发布时间:2013-01-07 10:33:58 Tags:,,,

作者:Andrei Filote

叙事与电子游戏总是紧紧相扣。即使《Pong》这种简单游戏也会通过某种方式展现故事,比如玩家基于画面内容创建自己的体验。通常游戏中的故事是通过玩家与之互动产生,但甚至在这种媒介诞生数十年的时间后,我们仍旧无法确定制作互动式叙事风格的最佳方式。

数十年来,相关学者与设计师已经就此方面进行了详尽探讨,但现在,我们有必要看看那些能够体现玩法与叙事完美结合(个人观点)的典范。

电子游戏是如何催生出故事?其实这得归结为大脑消化信息的方式。根据我们处理视觉信息的方式,图像会自动转变为叙事模式。许多游戏均按此方式呈现故事,因为同电影一样,游戏也指一系列按一定顺序发展的图片。重点是,我们常把叙事、对话、故事与玩法隔开,但事实上,它们如同硬币的两面,紧密相连,相互依存。由于电子游戏的背景是个虚拟环境,因此我们对该环境与其中事件的认知会自动形成故事。

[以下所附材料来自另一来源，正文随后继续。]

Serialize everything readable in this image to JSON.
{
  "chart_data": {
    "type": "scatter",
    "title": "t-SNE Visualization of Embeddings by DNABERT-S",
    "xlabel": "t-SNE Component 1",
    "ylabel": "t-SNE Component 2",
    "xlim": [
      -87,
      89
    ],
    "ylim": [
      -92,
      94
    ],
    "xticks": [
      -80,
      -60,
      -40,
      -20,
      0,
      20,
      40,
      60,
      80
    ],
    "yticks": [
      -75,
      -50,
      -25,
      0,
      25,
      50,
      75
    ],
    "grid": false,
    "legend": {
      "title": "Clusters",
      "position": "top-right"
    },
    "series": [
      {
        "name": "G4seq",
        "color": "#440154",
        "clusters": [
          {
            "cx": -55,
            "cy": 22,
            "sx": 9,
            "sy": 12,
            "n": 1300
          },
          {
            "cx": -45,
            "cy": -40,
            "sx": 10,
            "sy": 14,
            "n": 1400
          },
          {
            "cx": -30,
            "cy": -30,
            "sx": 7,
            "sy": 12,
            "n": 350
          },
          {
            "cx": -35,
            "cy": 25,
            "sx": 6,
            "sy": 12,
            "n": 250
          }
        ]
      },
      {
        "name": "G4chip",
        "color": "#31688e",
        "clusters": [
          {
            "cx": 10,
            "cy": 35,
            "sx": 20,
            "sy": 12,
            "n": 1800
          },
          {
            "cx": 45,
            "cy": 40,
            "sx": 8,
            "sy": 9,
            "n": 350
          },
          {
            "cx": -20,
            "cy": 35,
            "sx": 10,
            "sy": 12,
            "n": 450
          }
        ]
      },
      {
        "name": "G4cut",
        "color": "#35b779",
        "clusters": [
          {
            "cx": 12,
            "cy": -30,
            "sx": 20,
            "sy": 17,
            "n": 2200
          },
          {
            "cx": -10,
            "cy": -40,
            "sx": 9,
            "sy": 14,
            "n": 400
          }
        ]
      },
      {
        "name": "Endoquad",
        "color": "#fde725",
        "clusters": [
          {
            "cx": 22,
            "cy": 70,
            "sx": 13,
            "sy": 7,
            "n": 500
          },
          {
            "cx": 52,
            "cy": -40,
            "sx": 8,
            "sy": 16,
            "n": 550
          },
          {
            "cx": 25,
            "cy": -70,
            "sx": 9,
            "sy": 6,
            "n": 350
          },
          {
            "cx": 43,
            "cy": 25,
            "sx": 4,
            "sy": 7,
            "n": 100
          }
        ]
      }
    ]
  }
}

如今,许多游戏一方面让玩家经历事先安排好的故事情节,另一方面则通过他们与虚拟环境的一系列互动,自然而然地引申出更多故事。但总存在一系列限制条件(无论是技术上,还是哲学上)隔离这两方面,因此我们常以交替方式进行体验。这也引出一些问题:我们从未在游戏中设置适当的故事情节;而在玩法或过场动画中产生的故事则与游戏毫无关联。因此,整个体验形成一种断裂模式:一部分是游戏,另一部分则是游戏中包含的电影。

尽管存在这些常见问题,但仍有些游戏致力于解决非互动式过场动画的约束条件。其中一例便是最新作品《Bastion》。

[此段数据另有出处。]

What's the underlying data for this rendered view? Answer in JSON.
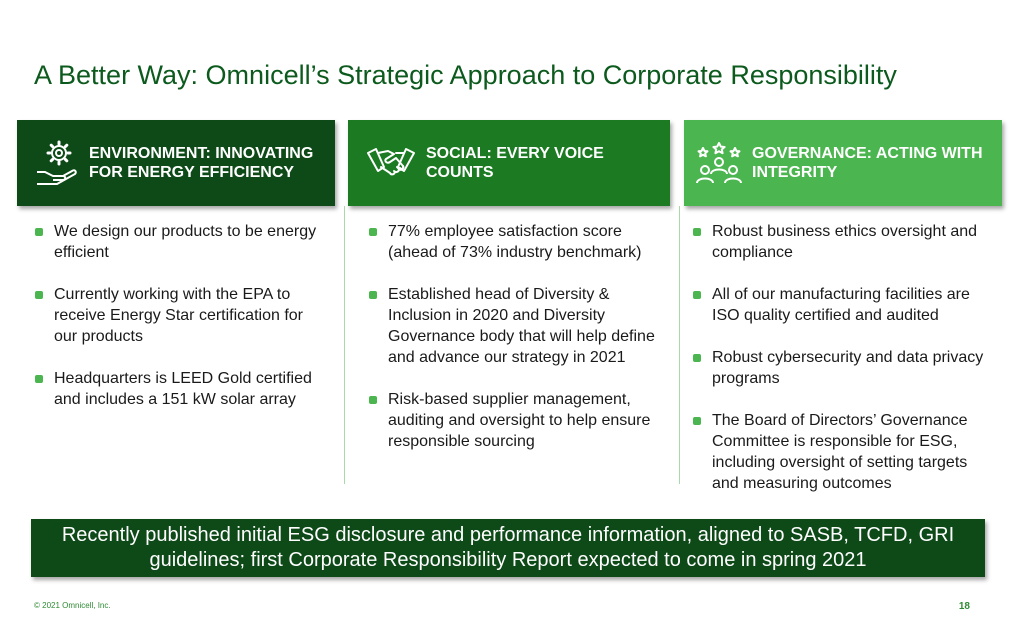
{
  "title": "A Better Way: Omnicell’s Strategic Approach to Corporate Responsibility",
  "columns": [
    {
      "header": "ENVIRONMENT: INNOVATING FOR ENERGY EFFICIENCY",
      "icon": "gear-hand-icon",
      "bullets": [
        "We design our products to be energy efficient",
        "Currently working with the EPA to receive Energy Star certification for our products",
        "Headquarters is LEED Gold certified and includes a 151 kW solar array"
      ]
    },
    {
      "header": "SOCIAL: EVERY VOICE COUNTS",
      "icon": "handshake-icon",
      "bullets": [
        "77% employee satisfaction score (ahead of 73% industry benchmark)",
        "Established head of Diversity & Inclusion in 2020 and Diversity Governance body that will help define and advance our strategy in 2021",
        "Risk-based supplier management, auditing and oversight to help ensure responsible sourcing"
      ]
    },
    {
      "header": "GOVERNANCE: ACTING WITH INTEGRITY",
      "icon": "people-stars-icon",
      "bullets": [
        "Robust business ethics oversight and compliance",
        "All of our manufacturing facilities are ISO quality certified and audited",
        "Robust cybersecurity and data privacy programs",
        "The Board of Directors’ Governance Committee is responsible for ESG, including oversight of setting targets and measuring outcomes"
      ]
    }
  ],
  "banner": "Recently published initial ESG disclosure and performance information, aligned to SASB, TCFD, GRI guidelines; first Corporate Responsibility Report expected to come in spring 2021",
  "footer": {
    "copyright": "© 2021 Omnicell, Inc.",
    "page": "18"
  },
  "colors": {
    "dark_green": "#0d4a18",
    "mid_green": "#1b7a22",
    "light_green": "#4bb54f"
  }
}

Bastion(from gamecareerguide)

Bastion(from gamecareerguide)

互动式故事:三个方面

以下三个事例均强调了提示信息的用法,这是一种尤其适合电子游戏但却总被忽略的技术。在游戏这种重视爆炸性元素的媒介中使用如此低调的元素,似乎是一个愚蠢做法,但电子游戏对关注度的需求本性,却正是提示信息能够发挥作用的重要原因。当你正陷入一场苦战时,突然呈现的一些截然不同的内容,或许有可能创造一种长远动机,为一些明显的操作行为提供全新的情境。

1.暴力折射叙事

通常,暴力是游戏的导火索,但当用户在消灭对手上倾尽大部分时间后,战斗将变得无关紧要,故事情节也失去本身意义。《Bastion》提示的潜在信息则改变了这一情况。

首先是游戏中存在的大量武器。武器科技的不断提升透露出Caelondia社会日益突显的战争。与此同时,我们也见识到了一个需要层次:创建(锤子),对抗环境(矛、弓),控制环境(火箱),对抗其它社会(卡宾枪、步枪),完全主宰那些社会(迫击炮、破坏性炮弹),解锁终极武器(摧毁)。

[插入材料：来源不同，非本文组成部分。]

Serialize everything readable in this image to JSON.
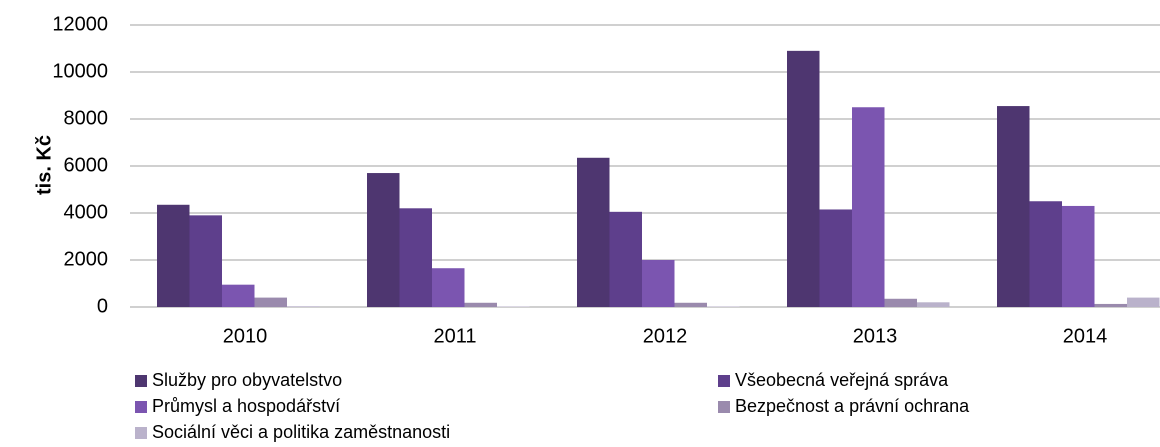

游戏进程紧随故事与主题发展。随着武器具有更大破坏力,你越发认识到,由试图主宰自然的殖民者成立的City,与仍生活在不受侵犯神圣领地的Ura创立的社会之间存在种种冲突。

显然,这是一段社会暴行的简史。随着殖民者开拓新大陆,他们会销售锤子,换取弓箭、步枪、大炮。Calamity割裂山脉,摧毁生物的能力其实是种超现实的核武器。同时也是武器中的极端,并且是人们不会打败战的终极保障。游戏发生于Calamity的背景之下,如果要扭转局势 ,Kid除了与现实妥协之外,别无选择。他想逃脱的同时,也在为其所困。

2.情境化的敌人

你在游戏中面对的敌人既不是无名氏,也不会毫无作战动机。在Calamity发生之前,它们扮演着不同角色,现在则开始重塑身份。根据叙事者的说法,它们会与Kid发生冲突,后者的目标是重建Bastion,争取全面胜利。无论叙事者的措辞是否可信,但这并不能构成屠杀那些只是试图建立自己的安乐天堂的无辜物种的理由。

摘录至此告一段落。